Dans les années à venir, nous devrons encore travailler, pour faire face à la nécessité d’adapter nos territoires au changement climatique et aux besoins de création d’emplois et de logement dans les communes, petites ou moyennes, situées loin des métropoles.

À ce titre, les friches représentent un potentiel considérable : si, dans les grandes agglomérations, la densité impose déjà une reconstruction de la ville sur elle-même, dans la France périurbaine et rurale, les sites en perdition ne demandent qu’à être recyclés.

Nous en sommes convaincus : s’atteler à la mutation de ces friches, c’est satisfaire des besoins en matière de foncier. Réemployer les surfaces déjà artificialisées, c’est aussi écouter, considérer et respecter ces territoires et leurs habitants ; et, en matière d’écologie, c’est tout simplement faire preuve de bon sens.

Pour que nous soyons à la hauteur de nos ambitions, monsieur le ministre, il faut que l’État s’engage davantage aux côtés des communes et intercommunalités, tout en leur laissant de la place : les acteurs territoriaux doivent avoir le droit de décider, d’aménager et d’ajuster. Ils ne sauraient se contenter de subir des directives venues de Paris, sans prise en compte des réalités du terrain. Laissons faire le bon sens, et évitons de provoquer une avalanche normative, à l’opposé même de l’initiative locale.

Vous savez combien je suis attachée au principe de libre administration. Pour relever le défi du ZAN, nos élus doivent garder des marges de manœuvre sur le territoire.

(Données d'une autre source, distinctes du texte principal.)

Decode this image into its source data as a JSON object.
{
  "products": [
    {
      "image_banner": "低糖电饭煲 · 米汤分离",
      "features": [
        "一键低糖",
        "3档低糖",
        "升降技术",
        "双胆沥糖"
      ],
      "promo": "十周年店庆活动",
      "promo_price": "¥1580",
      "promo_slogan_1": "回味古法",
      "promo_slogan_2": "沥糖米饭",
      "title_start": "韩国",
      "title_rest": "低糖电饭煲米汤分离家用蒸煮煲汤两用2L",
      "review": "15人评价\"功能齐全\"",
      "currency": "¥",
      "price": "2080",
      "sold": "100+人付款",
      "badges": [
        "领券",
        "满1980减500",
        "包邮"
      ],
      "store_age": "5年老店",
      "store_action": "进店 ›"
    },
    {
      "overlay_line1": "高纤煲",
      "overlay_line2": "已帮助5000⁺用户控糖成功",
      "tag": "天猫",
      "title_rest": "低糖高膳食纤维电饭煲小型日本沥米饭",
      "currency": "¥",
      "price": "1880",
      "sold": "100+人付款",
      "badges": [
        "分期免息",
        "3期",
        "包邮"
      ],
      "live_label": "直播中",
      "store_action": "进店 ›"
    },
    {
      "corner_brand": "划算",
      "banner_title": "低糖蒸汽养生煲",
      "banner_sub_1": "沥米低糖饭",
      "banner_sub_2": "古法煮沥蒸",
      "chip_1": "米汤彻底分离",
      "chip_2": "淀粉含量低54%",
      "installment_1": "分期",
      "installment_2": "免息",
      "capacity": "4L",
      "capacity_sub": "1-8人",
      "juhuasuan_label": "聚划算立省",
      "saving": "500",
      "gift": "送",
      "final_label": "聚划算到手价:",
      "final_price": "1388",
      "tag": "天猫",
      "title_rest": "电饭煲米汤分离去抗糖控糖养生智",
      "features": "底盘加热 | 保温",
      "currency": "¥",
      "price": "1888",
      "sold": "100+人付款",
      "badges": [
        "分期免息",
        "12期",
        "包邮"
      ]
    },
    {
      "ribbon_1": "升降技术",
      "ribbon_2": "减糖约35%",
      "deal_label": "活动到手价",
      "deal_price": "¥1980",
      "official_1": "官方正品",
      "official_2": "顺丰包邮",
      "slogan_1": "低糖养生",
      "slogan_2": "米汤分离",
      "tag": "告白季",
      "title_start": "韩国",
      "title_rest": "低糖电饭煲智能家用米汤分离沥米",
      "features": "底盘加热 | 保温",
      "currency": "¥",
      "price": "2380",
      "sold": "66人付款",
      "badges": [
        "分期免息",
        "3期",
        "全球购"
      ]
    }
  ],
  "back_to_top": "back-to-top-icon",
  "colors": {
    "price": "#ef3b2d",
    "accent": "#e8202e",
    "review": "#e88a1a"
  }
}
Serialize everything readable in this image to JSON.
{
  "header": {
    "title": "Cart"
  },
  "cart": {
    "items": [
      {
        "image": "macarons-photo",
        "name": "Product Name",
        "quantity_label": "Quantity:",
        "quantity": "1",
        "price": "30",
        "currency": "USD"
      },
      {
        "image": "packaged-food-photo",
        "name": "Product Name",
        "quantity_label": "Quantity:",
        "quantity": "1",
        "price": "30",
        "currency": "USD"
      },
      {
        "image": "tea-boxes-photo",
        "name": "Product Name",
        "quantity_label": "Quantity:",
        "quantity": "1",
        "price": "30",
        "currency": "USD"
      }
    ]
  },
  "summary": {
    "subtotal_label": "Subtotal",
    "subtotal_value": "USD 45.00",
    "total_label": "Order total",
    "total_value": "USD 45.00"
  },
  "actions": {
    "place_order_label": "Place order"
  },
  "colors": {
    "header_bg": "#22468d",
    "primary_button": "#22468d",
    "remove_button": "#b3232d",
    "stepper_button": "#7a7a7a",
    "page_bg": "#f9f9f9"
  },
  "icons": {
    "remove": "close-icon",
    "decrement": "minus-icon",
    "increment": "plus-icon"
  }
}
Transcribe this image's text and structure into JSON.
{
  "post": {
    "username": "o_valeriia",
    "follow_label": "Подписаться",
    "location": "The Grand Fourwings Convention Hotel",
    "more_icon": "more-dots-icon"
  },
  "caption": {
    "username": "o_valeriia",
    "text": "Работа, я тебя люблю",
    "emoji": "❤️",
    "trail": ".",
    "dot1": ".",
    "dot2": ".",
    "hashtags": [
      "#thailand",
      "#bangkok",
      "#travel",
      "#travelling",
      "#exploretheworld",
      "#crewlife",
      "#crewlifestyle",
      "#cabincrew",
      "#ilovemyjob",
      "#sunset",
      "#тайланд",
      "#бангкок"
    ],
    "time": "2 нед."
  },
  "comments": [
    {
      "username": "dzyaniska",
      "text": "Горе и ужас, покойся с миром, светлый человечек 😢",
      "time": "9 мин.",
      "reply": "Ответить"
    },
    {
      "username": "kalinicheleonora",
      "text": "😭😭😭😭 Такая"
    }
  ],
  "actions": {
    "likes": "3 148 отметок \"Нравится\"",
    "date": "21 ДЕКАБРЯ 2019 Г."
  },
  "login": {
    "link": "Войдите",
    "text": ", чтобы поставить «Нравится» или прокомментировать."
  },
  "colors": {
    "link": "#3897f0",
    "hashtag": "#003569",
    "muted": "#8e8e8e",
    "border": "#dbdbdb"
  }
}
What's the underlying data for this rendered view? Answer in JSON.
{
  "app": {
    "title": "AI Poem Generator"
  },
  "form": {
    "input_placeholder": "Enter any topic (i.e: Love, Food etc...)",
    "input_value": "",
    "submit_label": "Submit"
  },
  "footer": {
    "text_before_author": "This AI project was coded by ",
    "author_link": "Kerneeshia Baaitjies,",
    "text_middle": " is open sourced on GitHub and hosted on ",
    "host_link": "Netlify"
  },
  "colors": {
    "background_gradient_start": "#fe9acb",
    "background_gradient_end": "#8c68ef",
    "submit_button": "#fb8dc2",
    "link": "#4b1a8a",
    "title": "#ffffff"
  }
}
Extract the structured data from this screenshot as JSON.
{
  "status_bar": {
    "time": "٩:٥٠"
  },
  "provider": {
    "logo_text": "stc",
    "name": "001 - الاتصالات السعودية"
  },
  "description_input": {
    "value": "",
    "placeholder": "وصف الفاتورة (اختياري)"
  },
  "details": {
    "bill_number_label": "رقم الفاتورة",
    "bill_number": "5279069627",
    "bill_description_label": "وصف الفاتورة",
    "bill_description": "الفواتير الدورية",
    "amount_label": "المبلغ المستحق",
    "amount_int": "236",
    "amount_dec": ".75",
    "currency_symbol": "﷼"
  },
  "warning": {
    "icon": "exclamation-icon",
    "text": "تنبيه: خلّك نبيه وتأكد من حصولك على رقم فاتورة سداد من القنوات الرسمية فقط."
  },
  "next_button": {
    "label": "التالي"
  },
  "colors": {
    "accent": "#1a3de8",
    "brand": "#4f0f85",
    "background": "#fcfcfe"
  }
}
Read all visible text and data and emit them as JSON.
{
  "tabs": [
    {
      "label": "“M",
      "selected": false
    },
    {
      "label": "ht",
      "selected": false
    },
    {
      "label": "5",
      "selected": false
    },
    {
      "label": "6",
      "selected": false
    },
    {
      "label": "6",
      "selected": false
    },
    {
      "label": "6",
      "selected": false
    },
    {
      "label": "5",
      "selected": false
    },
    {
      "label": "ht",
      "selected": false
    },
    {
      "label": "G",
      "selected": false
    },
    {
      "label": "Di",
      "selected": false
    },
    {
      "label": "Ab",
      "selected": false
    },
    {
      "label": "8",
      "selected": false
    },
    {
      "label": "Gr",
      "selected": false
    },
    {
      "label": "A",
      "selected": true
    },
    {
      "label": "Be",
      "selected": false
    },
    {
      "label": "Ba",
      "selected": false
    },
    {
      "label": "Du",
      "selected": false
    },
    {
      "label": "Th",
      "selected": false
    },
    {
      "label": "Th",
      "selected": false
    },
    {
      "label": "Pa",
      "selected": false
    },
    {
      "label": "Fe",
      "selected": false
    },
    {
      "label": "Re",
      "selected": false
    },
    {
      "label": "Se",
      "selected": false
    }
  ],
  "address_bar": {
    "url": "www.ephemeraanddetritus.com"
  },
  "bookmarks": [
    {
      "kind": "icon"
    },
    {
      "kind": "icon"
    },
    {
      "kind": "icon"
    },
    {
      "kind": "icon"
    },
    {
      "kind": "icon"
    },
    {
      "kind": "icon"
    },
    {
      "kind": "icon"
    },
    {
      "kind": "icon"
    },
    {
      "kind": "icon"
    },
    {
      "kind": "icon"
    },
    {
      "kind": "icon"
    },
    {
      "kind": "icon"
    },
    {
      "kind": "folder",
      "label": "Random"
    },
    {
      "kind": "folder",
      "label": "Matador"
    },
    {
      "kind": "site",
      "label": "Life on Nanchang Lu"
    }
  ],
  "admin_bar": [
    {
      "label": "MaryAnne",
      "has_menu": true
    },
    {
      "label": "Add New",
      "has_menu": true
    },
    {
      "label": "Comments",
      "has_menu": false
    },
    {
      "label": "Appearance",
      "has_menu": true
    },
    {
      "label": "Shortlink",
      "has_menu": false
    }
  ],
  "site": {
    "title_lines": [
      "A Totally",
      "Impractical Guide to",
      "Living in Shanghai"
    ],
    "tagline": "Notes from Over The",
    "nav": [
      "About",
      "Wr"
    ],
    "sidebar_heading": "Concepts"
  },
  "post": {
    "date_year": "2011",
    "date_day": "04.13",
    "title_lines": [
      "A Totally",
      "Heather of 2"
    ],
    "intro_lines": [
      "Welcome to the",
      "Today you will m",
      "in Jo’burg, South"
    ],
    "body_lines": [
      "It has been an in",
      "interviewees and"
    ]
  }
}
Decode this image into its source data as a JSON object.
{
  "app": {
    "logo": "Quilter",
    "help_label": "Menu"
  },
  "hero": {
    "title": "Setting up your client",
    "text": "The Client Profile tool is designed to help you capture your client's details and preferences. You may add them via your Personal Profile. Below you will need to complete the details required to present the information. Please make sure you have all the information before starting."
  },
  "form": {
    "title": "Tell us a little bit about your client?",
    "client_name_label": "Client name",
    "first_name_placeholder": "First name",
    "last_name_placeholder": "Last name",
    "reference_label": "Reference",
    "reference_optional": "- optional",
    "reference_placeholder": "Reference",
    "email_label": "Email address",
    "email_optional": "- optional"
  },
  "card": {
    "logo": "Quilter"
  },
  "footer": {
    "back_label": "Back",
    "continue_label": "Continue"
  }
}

Ils sauront respecter le cadre qui leur est assigné, d’autant que, dans l’ensemble de notre pays, nos concitoyens souhaitent que l’environnement soit respecté.

Enfin, si les trois décrets parus en décembre dernier, relatifs respectivement à la territorialisation des objectifs de la loi ZAN, à la classification des zones artificialisées et à la commission de conciliation sur l’artificialisation des sols, ont pu éclairer plusieurs points, les élus locaux attendent encore un certain nombre de réponses.

Je forme le souhait que ce débat leur permette d’obtenir davantage de précisions, qu’il pointe les nombreux manques et incongruités déplorés, et que nous relevions ensemble le défi social et environnemental auquel sont confrontées l’ensemble de nos communes. (Applaudissements sur les travées du groupe CRCE-K. – MM. Christian Bilhac et Vincent Louault applaudissent également.)